Vulnerability Assessment is a process of assessing an organization's security posture based on a very broad sampling of the organization's systems, processes, and personnel. By its very nature, it's a natural starting point for any organization that has not previously brought in outside security help, or has only worked with compliance-focused scanning services. It also represents the lowest barrier to entry with minimal cost, minimal risk, and maximum value.
SheeldIT's Vulnerability Assessment services look at the three major pillars of information security: electronic security, physical security, and human security. Data from these three broad areas is collected, then analyzed together to formulate an accurate list of vulnerabilities that pose the greatest risk to the organization. From there, the list is sorted with the highest-impact/lowest-cost-to-fix items down to more strategic items that will need to be implemented over the long term.
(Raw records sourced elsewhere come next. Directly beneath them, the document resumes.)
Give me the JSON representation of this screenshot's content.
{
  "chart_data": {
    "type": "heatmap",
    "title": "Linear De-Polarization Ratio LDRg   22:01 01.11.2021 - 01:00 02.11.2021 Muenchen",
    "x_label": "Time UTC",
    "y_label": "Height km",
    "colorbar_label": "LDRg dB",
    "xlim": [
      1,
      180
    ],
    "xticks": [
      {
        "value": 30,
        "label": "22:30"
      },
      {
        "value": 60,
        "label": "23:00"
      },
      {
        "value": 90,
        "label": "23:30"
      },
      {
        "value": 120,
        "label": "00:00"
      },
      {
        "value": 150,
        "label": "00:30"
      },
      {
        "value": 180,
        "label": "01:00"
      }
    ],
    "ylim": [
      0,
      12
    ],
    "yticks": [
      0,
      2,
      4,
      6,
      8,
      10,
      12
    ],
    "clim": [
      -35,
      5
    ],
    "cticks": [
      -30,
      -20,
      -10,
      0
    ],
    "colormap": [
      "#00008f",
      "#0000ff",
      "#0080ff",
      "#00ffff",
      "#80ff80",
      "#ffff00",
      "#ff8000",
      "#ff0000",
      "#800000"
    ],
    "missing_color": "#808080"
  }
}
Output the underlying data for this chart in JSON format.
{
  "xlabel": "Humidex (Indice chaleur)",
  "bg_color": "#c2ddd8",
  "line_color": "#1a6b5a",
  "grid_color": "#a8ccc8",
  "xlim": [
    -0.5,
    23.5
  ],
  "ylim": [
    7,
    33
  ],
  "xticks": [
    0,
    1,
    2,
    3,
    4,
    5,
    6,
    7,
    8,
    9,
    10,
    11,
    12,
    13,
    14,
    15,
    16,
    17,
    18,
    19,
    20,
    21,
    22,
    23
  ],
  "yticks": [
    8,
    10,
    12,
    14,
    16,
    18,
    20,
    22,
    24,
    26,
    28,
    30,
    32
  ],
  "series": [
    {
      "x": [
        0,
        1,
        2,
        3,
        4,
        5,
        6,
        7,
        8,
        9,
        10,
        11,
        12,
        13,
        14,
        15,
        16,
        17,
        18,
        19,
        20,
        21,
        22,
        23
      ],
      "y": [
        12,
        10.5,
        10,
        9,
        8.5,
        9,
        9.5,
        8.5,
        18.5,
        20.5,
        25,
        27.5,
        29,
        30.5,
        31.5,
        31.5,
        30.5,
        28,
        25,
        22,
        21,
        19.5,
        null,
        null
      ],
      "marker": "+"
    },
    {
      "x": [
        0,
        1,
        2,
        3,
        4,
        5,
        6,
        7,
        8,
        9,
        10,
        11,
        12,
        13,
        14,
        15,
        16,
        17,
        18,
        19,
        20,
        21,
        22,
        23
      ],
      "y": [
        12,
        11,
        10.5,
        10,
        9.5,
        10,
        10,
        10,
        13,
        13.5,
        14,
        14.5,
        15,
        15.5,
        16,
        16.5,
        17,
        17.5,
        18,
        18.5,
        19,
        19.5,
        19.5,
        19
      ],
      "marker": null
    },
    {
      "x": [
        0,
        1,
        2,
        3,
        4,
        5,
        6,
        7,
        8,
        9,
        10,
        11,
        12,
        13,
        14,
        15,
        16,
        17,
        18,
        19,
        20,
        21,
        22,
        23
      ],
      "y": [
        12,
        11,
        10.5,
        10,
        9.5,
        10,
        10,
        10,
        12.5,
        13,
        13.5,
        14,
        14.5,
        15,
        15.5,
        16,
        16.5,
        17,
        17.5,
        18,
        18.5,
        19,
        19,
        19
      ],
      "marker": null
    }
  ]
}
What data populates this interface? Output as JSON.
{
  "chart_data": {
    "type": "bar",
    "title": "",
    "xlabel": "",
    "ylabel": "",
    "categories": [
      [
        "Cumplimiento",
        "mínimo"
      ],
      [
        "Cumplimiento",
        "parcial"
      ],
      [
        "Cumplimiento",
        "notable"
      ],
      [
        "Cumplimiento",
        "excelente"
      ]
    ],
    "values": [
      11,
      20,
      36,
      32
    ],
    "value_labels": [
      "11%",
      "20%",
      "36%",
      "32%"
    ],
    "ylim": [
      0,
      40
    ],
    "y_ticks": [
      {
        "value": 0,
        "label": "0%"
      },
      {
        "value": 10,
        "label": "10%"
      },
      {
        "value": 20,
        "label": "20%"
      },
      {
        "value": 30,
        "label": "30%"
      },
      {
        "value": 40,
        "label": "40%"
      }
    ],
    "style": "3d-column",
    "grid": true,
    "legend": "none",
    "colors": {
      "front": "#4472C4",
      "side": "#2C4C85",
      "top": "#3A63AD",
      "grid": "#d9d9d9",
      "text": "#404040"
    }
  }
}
Electronic, or Cyber Security, includes all electronic systems, and their supporting systems. In a typical organization, this will involve clients (workstations and mobile devices), servers, infrastructure (switches, routers, firewalls, wireless, VoIP), and auxillary devices (printers, scanners). Each of these categories brings its own set of risks and requirements, as well as its own set of possibilities for attacks and defenses. These systems also have an extensive set of supporting subsystems, such as data backup and disaster recovery, design redundancy and service level requirements, and more.
All organizations and information exists in the physical world. It's no coincidence that this is also often the lowest common denominator for security. Computers can be stolen, buildings can be intruded. Having the correct levels of control over and visibility in to the physical nature of your information is critical to its security. SheeldIT's team of experts is also well-versed in the complexities of securing your organization, both in the confines of an office building, and out the most hostile public areas.
Organizations are nothing without the people who make it work. These same people also act as the first and last line of defense against data loss. Frequently, personnel can be work actively against the security of an organization, which is what's known as an insider threat. SheeldIT's personnel assessment techniques are unparalleled in the industry and can go as far as detecting insider threats before they cause issues. Further, SheeldIT can help design systems wherein insider threats have a very low probability of occuring, and will have minimal impact if they do.